Because there’s no parking on this side, the garden is usually almost deserted. There’s lots of grass to play on, and partway towards Kuakini St. there’s even a waterfall. There are restroom facilities.
If you don’t mind the possibility that the water has leptospirosis, you can even walk out to the center of the waterfall, as this person has done.
Facimg the other direction, under School Street and the H-1 overpass, there’s a different scene entirely.
In the center of this picture, where the tunnel goes under the H-1, is an exposed (above-ground) pipe of some kind. To the left of the pipe is an almost stagnant pond of water discharged from places under the highway. There’s algae, garbage, and who knows what in it. It had rained on Sunday, so there was still a trickle of water flowing in. If you’re looking for a place to grow mosquitoes, this is a great spot.
At the left is a large weighted pipe cover. I imagine that when the water builds up in the pipes, the valve opens—and dumps the discharge into the river. The cover is probably to keep rats in or out. I don’t know much about sewer pipe covers, but I know a little about rats.
Let’s examine the swamp a bit more closely. I modified the brightness of the picture (click any of them for larger) so it’s easier to see. Actually, it’s quite dark under there. The thingies in the foreground are not fish. I don’t really want to know what they are.
When it rains and more runoff is discharged into this swamp, of course it dumps into the stream.
There’s a kind of waterfall at the far bank, across the stream:
This comes out from under School Street.

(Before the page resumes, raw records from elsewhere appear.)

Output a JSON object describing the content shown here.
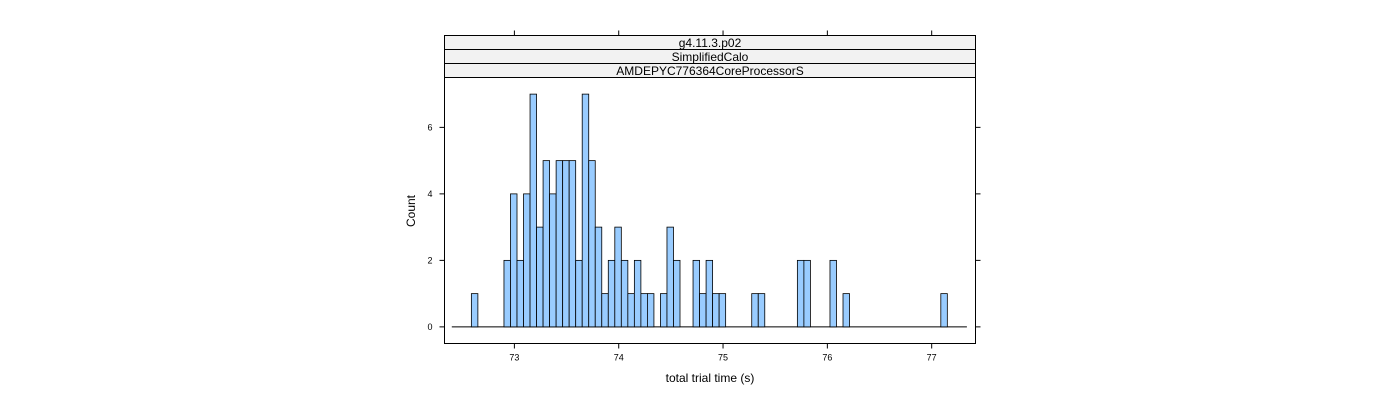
{
  "chart_data": {
    "type": "bar",
    "panel": {
      "strips": [
        "g4.11.3.p02",
        "SimplifiedCalo",
        "AMDEPYC776364CoreProcessorS"
      ]
    },
    "xlabel": "total trial time (s)",
    "ylabel": "Count",
    "xlim": [
      72.33,
      77.42
    ],
    "ylim": [
      -0.5,
      7.5
    ],
    "x_ticks": [
      73,
      74,
      75,
      76,
      77
    ],
    "y_ticks": [
      0,
      2,
      4,
      6
    ],
    "bin_start": 72.4,
    "bin_width": 0.0625,
    "counts": [
      0,
      0,
      0,
      1,
      0,
      0,
      0,
      0,
      2,
      4,
      2,
      4,
      7,
      3,
      5,
      4,
      5,
      5,
      5,
      2,
      7,
      5,
      3,
      1,
      2,
      3,
      2,
      1,
      2,
      1,
      1,
      0,
      1,
      3,
      2,
      0,
      0,
      2,
      1,
      2,
      1,
      1,
      0,
      0,
      0,
      0,
      1,
      1,
      0,
      0,
      0,
      0,
      0,
      2,
      2,
      0,
      0,
      0,
      2,
      0,
      1,
      0,
      0,
      0,
      0,
      0,
      0,
      0,
      0,
      0,
      0,
      0,
      0,
      0,
      0,
      1,
      0,
      0,
      0
    ]
  },
  "colors": {
    "bar_fill": "#99CCFF",
    "bar_stroke": "#000000",
    "strip_fill": "#F2F2F2",
    "frame": "#000000"
  }
}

It could be a stream of some kind, it’s pretty strong. Or a storm sewer. It’s at about that level. In any case, it directly feeds into the river. The walls nearby have holes with pipes in them that look like runoff drains of some kind. Instead of discharging into a storm sewer, they discharge into the stream.
And yes, there are signs that people live down there. Which means, let me put it bluntly, they might be using the stream as their handy bathroom (the garden does have restroom facilities).
Urban rivers can be cleaned up. We lived in Japan when the Kanda River was restored to health. Not only did fish return to the river, but while we lived there an old tradition was revived after having been lost for who knows how long—a kabuki actor commissioned a string of boats to travel down the river announcing a new stage name that he had just ascended to.
Here’s a paper on the Kanda River, including what the future may still hold for it:
Biodiversity and New Urbanism in Tokyo: The Role of the Kanda River (undated, but probably 5/2010).
Restoring healthy rivers is central to contemporary efforts to bring biodiversity to cities. Urban rivers connect the future of global cities with their history and culture. Rescuing rivers from concrete burial and pollution supports a variety of insects, fish, reptiles, birds, and mammals, while creating attractive new public spaces in crowded and densely built cities.
Wouldn’t it be great to not only clean up Chinatown’s river, but maybe one day stock it with fish, or hold events on the water?
This is an excellent story. Cleaning up this "River" would do a world of good for Chinatown and Honolulu. Please see if you can sell it to The Weekly and make sure the photos and maps are part of the deal.
I have looked at this river for almost 20 years and I never knew where it came from. Keep it up and maybe in the future people won't be taking thei life in their hands if they jump in.
How about peddle boats on the river like in San Antonio?
Peddle boats sound like a great idea. It could probably be done even before the river is completely cleaned up.
While we spend millions of dollars every year on advertising for tourist on the mainland we have lost opportunities for return visits by not keeping this island clean. The clean up of Nuuanu Stream would be a great start to make China Town a more welcoming area for everyone.